None of this is bad faith — it's just the structure. A promotion agreement flips the incentives the other way: the promoter is paid as a percentage of the eventual sale, so they're motivated to maximise it.

Option vs promotion vs serviced plots

OptionPromotionServiced plots
Who pays planning?DeveloperPromoterYou (or partner)
Upside if values riseCappedSharedAll yours
Indicative net result15–30% of GDV25–35% of GDV40–50%+ of GDV
Effort from youVery lowLowMedium

See our full deal-structures comparison for worked examples.
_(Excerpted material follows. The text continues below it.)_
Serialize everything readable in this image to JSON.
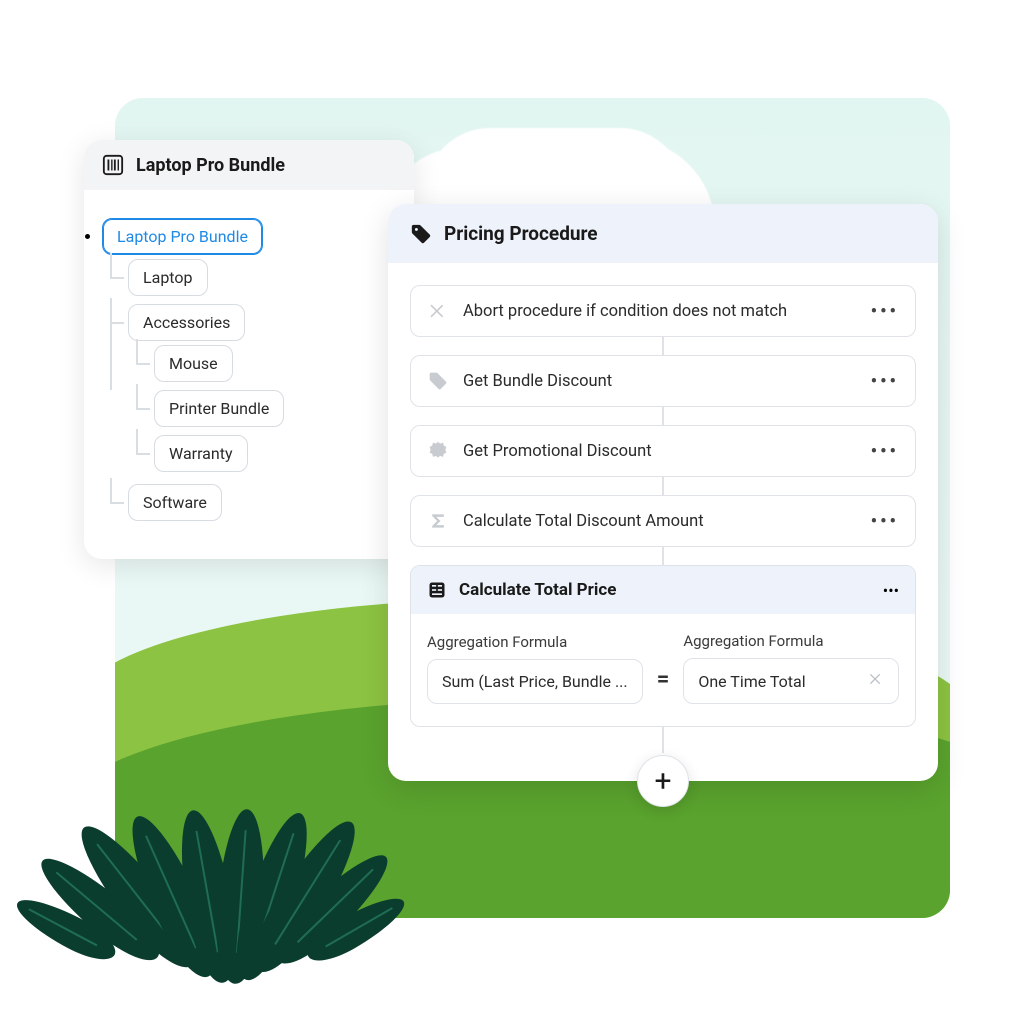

Clauses to negotiate carefully

  • Definition of "acceptable" planning permission — don't let the developer wriggle out over minor imperfections.
  • Minimum density / minimum unit count — protects against a developer being granted permission for fewer homes than expected purely to lower the price.
  • Abnormals cap — limit the deductions the developer can make for unforeseen site costs.
  • Long-stop date — a hard deadline beyond which the option lapses, no extensions.
  • Affordable housing assumptions — pin these down so the price formula isn't gamed.
  • Side-by-side overage — if values rise above the agreed price, share the upside.